D'une manière générale, les conséquences de la mise
en place du marché européen de l'assurance ont été
jusqu'à présent les suivantes :
- un mouvement de consolidation est effectivement observable, sans qu'il
se traduise par une concentration accrue des marchés nationaux de
l'assurance ;
- une tendance générale à la baisse des coûts
d'exploitation est observée de 1989 à 1994 liée à
la maturité des marchés
129(
*
)
;
- de 1989 à 1995, la hausse médiane de la
productivité (primes/employés) a été de 13,5 %
en écus constants pour la France, le Luxembourg, les Pays-Bas et le
Royaume-Uni ;
- malgré cette hausse moyenne de la productivité, le ratio
médian bénéfice net sur capital est passé de
12,06 % en 1979 à 9,5 % en 1995 (mais à partir d'un
niveau de rentabilité élevée pour la moitié de
l'échantillon en 1989)
130(
*
)
.
Les variations de tarifs assurantiels ont été jusqu'à
présent loin de répondre aux objectifs du rapport
Cecchini
131(
*
)
qui, en 1988,
signalait l'importance des dispersions de prix entre pays pour les mêmes
produits (voir tableau ci-dessous). Sur ce point, l'euro devrait être le
véritable déclencheur du mouvement de convergence en rendant les
comparaisons de tarifs plus faciles, sous réserve des différences
contractuelles importantes qui demeurent et demeureront longtemps.
En 1995, selon la Cegos, seules 5 sociétés (4 en 1989)
sur 36 concernées ont choisi de vendre en Europe des produits identiques
à des prix identiques.
Tableau 43
Divergence de prix pour un même produit d'assurance en
Europe
|
Multiple |
Pays les moins chers |
Pays les plus chers |
Assurance-vie
|
2,45
|
Royaume-Uni
|
Belgique-Italie
|
Source : rapport Cecchini
On est jusqu'à présent, comme le souligne l'étude Cegos,
loin de l'effet de big bang auquel on pourrait penser eu égard
à la quantité de commentaires sur les effets de la
troisième génération de directives européennes.
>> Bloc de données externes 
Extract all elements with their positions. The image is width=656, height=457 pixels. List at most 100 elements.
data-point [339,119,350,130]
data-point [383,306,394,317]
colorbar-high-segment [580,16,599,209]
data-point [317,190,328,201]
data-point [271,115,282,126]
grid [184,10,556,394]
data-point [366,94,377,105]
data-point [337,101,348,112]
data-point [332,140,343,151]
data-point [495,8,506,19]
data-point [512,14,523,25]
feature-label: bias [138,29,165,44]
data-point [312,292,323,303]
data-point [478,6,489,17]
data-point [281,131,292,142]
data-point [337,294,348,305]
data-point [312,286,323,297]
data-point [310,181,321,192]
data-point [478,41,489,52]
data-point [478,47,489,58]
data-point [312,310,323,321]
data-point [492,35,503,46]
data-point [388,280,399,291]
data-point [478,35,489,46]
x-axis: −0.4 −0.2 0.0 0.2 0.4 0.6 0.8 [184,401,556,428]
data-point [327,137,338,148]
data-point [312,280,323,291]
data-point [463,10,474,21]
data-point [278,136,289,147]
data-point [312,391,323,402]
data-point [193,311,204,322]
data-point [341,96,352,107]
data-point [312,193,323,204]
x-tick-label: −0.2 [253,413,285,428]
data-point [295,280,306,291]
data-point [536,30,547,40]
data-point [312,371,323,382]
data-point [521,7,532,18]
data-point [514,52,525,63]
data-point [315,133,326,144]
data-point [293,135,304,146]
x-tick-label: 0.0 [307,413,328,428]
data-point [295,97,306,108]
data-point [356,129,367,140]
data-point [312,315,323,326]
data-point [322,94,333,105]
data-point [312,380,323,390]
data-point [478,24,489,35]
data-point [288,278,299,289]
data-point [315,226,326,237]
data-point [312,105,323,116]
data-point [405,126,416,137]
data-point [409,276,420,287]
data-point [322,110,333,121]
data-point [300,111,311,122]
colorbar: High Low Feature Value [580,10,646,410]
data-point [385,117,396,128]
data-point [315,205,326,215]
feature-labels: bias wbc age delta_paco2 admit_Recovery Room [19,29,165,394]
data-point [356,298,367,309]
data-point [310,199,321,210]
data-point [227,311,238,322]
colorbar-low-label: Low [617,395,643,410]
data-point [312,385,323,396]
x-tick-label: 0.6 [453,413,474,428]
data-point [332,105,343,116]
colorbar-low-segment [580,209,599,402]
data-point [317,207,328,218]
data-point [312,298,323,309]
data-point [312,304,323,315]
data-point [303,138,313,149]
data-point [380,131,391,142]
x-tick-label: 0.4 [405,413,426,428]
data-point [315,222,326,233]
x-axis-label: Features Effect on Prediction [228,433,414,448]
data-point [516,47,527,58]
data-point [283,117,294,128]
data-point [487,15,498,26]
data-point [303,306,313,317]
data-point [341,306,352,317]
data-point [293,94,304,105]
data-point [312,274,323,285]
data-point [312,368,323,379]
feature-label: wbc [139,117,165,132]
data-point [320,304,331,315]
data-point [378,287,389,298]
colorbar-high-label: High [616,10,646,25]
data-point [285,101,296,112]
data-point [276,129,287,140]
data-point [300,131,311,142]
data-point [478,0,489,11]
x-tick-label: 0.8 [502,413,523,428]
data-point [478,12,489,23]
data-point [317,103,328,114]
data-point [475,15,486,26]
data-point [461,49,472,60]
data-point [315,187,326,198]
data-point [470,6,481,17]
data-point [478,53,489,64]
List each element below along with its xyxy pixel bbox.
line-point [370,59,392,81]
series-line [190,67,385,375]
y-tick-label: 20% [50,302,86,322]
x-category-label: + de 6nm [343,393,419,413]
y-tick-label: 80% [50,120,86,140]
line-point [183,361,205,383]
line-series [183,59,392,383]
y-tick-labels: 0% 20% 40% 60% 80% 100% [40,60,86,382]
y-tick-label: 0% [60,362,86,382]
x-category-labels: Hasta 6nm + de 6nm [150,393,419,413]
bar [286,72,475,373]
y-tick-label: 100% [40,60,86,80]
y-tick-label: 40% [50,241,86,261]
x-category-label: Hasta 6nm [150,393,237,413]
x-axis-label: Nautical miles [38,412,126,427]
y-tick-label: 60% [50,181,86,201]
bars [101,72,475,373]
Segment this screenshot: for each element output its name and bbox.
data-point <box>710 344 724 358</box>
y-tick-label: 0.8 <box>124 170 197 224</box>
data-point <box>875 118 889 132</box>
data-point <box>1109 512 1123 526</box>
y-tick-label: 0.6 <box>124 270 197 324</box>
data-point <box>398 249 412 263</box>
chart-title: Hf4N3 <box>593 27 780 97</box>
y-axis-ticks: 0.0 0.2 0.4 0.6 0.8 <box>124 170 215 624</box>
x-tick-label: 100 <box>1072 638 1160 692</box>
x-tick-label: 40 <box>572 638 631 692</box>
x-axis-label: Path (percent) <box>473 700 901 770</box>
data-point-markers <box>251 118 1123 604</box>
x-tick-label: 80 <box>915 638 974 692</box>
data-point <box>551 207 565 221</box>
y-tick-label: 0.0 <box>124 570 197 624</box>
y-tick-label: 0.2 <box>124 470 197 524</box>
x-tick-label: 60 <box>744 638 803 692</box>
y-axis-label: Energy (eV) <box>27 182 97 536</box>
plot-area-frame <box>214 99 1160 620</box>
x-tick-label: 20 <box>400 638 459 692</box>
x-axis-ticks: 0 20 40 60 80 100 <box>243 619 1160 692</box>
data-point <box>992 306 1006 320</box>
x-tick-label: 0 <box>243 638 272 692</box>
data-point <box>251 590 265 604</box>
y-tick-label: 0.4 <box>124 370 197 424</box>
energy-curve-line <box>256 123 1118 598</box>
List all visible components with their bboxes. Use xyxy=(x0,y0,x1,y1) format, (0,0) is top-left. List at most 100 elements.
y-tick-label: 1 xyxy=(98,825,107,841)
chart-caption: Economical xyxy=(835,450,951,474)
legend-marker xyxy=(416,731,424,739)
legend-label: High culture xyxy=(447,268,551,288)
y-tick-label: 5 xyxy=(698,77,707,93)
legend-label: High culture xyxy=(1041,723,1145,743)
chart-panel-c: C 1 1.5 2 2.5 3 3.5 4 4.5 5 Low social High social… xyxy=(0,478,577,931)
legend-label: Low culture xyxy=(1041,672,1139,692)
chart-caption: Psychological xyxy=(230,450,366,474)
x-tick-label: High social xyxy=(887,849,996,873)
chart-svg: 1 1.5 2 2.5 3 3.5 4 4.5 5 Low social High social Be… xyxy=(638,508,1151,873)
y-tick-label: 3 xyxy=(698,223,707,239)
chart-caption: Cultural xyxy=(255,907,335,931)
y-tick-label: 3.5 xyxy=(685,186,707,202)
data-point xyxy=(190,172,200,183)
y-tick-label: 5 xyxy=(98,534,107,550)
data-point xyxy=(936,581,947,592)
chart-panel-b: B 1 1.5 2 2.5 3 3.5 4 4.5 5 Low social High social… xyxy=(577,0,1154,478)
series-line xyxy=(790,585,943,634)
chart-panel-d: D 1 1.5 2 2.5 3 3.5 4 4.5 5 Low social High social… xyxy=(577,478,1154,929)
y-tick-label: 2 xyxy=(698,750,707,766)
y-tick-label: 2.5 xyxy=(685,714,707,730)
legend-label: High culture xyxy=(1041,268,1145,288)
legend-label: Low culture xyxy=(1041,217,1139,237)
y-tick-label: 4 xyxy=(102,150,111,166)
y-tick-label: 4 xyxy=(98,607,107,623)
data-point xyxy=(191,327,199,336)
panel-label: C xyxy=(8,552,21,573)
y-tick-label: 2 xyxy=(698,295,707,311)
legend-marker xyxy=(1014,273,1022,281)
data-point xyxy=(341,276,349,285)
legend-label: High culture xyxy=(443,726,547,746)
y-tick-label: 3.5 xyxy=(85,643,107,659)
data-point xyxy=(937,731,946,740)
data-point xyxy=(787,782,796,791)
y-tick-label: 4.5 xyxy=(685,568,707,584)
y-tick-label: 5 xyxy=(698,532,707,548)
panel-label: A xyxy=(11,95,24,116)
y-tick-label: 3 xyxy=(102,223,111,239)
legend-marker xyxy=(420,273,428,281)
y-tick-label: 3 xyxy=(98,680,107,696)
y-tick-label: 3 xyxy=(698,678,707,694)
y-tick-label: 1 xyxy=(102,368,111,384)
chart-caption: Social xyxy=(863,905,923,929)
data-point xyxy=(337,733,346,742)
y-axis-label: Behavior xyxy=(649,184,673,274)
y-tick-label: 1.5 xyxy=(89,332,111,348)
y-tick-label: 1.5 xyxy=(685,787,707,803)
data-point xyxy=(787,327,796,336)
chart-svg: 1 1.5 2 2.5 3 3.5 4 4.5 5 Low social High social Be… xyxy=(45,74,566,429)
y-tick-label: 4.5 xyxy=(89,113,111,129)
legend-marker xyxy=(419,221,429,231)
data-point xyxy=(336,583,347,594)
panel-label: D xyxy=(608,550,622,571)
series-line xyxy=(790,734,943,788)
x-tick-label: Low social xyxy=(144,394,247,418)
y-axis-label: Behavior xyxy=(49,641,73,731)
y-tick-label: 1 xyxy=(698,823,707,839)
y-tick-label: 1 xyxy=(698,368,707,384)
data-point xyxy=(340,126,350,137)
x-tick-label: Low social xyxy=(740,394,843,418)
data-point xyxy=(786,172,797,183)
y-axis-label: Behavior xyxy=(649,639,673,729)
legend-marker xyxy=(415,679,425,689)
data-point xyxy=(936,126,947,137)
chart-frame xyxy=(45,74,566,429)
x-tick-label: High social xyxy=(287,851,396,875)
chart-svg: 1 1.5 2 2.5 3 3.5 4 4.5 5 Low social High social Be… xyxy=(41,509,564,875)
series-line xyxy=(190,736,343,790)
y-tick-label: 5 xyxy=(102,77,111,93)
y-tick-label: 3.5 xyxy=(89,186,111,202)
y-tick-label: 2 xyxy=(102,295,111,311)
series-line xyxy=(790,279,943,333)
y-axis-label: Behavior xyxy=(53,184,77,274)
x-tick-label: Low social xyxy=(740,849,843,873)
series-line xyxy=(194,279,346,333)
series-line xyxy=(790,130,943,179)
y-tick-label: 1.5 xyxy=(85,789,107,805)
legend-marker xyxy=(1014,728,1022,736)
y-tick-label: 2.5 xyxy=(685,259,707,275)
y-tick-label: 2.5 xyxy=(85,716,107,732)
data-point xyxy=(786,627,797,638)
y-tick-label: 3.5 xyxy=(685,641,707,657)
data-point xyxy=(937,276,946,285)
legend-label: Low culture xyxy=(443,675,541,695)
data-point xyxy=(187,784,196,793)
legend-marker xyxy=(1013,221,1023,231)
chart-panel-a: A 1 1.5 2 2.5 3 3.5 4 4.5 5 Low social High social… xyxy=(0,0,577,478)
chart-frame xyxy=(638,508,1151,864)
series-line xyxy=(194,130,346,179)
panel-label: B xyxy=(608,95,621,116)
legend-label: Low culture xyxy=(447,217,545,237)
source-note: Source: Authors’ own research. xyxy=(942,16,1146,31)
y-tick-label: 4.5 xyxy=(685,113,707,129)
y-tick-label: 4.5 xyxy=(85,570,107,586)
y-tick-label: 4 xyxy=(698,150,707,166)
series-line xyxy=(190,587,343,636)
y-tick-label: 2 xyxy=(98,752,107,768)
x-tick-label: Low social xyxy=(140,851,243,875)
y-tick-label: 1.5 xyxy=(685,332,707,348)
Cependant, les priorités induites par l'existence du marché
européen de l'assurance et la perspective de l'euro ont beaucoup
évolué de 1989 à 1994 :
- le " re-engineering " et le raccourcissement des lignes
hiérarchiques sont à l'oeuvre dans nombre d'entreprises ;
- le souci de réduction des coûts s'est accru (il concerne
83 % des entreprises en 1995, contre 66 % en 1989) ;
- l'objectif d'innovation et de restructuration de la gamme des produits
et des services s'est généralisé (80 % en 1995,
contre 61 % en 1989)
132(
*
)
.
Un certain nombre d'obstacles s'oppose encore à la pleine
réalisation d'un marché unique de l'assurance
133(
*
)
.
- la persistance de différences, éventuellement importantes,
au niveau de la fiscalité directe ou indirecte des prestations
d'assurance (par exemple, déduction fiscale de primes d'assurances sur
la vie réservée aux clients ayant souscrit leurs polices
auprès d'assureurs nationaux comme la Belgique, le Danemark,
l'Autriche et la Suède) ;
- le manque d'harmonisation des législations en matière de
contrats, dont la convergence à ce stade paraît utopique.